How Does Single Premium Life Insurance Coverage Work?

What Is Single Premium Life Insurance
A single premium life insurance is policy purchased with one large lump sum in the beginning of the policy. This would be an ideal insurance policy if you have a large lump sum of cash, from a retirement account, a savings account, an inheritance, a payout on another insurance policy, or even lottery winnings. Often single premium life insurance will have a minimum requirement for the premium. This is usually $10,000. However, that $10,000 could buy you a $50,000 policy that would be payable immediately once you paid the premium.
The Benefits
Depending on the age of the policy holder at the time of purchase, a person could have a significant amount of money available upon death secured from the one premium. The amount of protection will increase over time until it becomes many times greater than the initial investment amount paid to purchase the policy. This plan only works well if you plan on using the funds as a death benefit and not withdraw money from the insurance policy.

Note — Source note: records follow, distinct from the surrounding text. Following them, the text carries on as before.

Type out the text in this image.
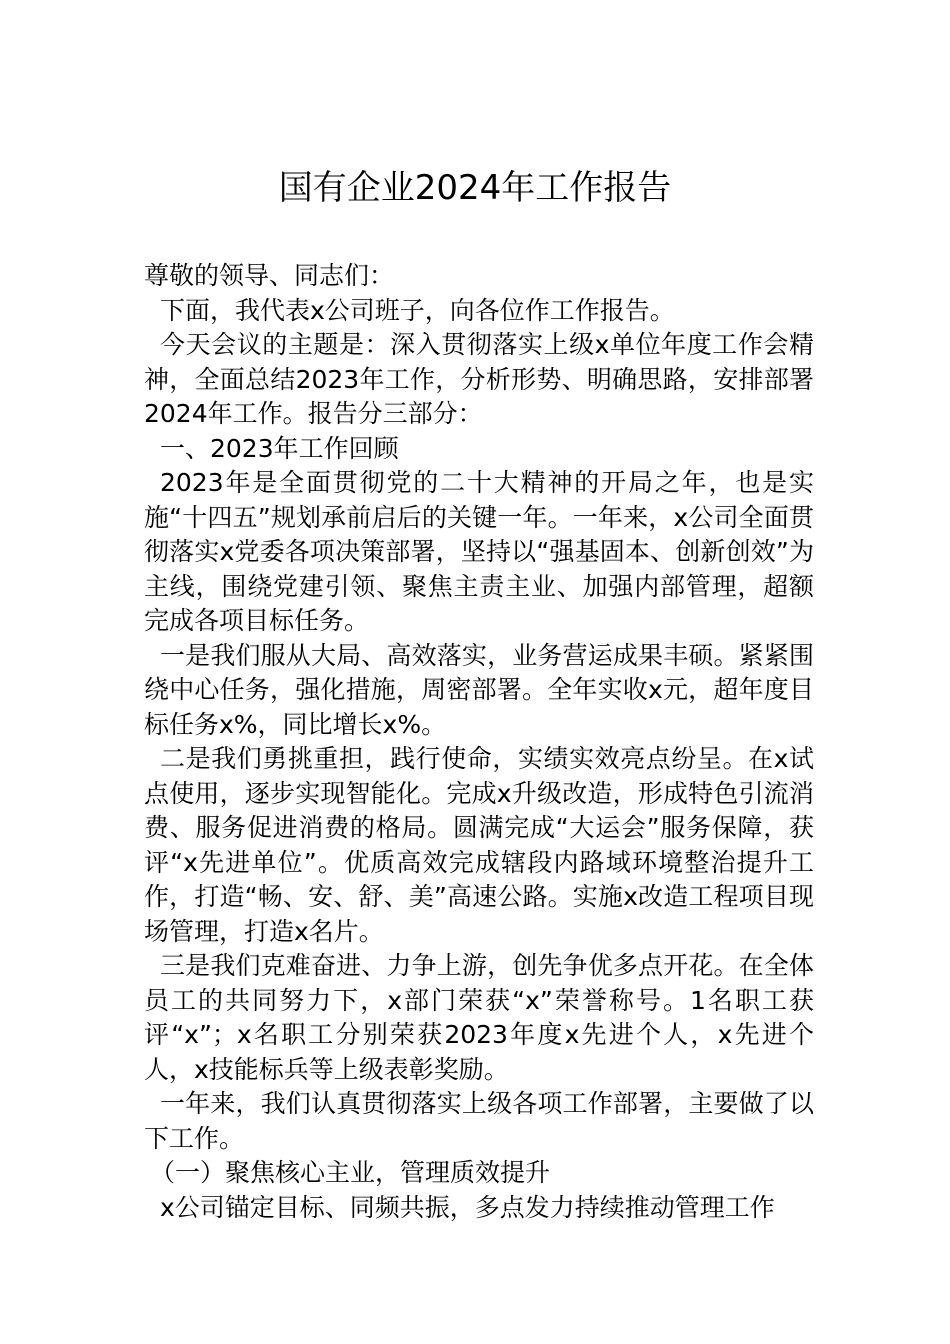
国有企业2024年工作报告

尊敬的领导、同志们：

下面，我代表x公司班子，向各位作工作报告。

今天会议的主题是：深入贯彻落实上级x单位年度工作会精神，全面总结2023年工作，分析形势、明确思路，安排部署2024年工作。报告分三部分：

一、2023年工作回顾

2023年是全面贯彻党的二十大精神的开局之年，也是实施“十四五”规划承前启后的关键一年。一年来，x公司全面贯彻落实x党委各项决策部署，坚持以“强基固本、创新创效”为主线，围绕党建引领、聚焦主责主业、加强内部管理，超额完成各项目标任务。

一是我们服从大局、高效落实，业务营运成果丰硕。紧紧围绕中心任务，强化措施，周密部署。全年实收x元，超年度目标任务x%，同比增长x%。

二是我们勇挑重担，践行使命，实绩实效亮点纷呈。在x试点使用，逐步实现智能化。完成x升级改造，形成特色引流消费、服务促进消费的格局。圆满完成“大运会”服务保障，获评“x先进单位”。优质高效完成辖段内路域环境整治提升工作，打造“畅、安、舒、美”高速公路。实施x改造工程项目现场管理，打造x名片。

三是我们克难奋进、力争上游，创先争优多点开花。在全体员工的共同努力下，x部门荣获“x”荣誉称号。1名职工获评“x”；x名职工分别荣获2023年度x先进个人，x先进个人，x技能标兵等上级表彰奖励。

一年来，我们认真贯彻落实上级各项工作部署，主要做了以下工作。

（一）聚焦核心主业，管理质效提升

x公司锚定目标、同频共振，多点发力持续推动管理工作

Single premium policies also pay annual dividends. You may also borrow against the insurance policy but usually at a high interest rate. Because it requires such a large sum of money up front, single premium policies also are easier to qualify for. The insurance company isn’t assuming as much risk because you have already covered a large portion of the death benefit in you initial payment. The death benefit can also be willed to charities or organizations.
Transfer Of Wealth
Another secure tax-free option for purchasing single premium insurance is transferring some of your wealth into the policy. Not only will the policy amount continue to grow it is also available if you are in need of cash. The policy can also be converted into its full cash value at anytime over the life of the insurance policy.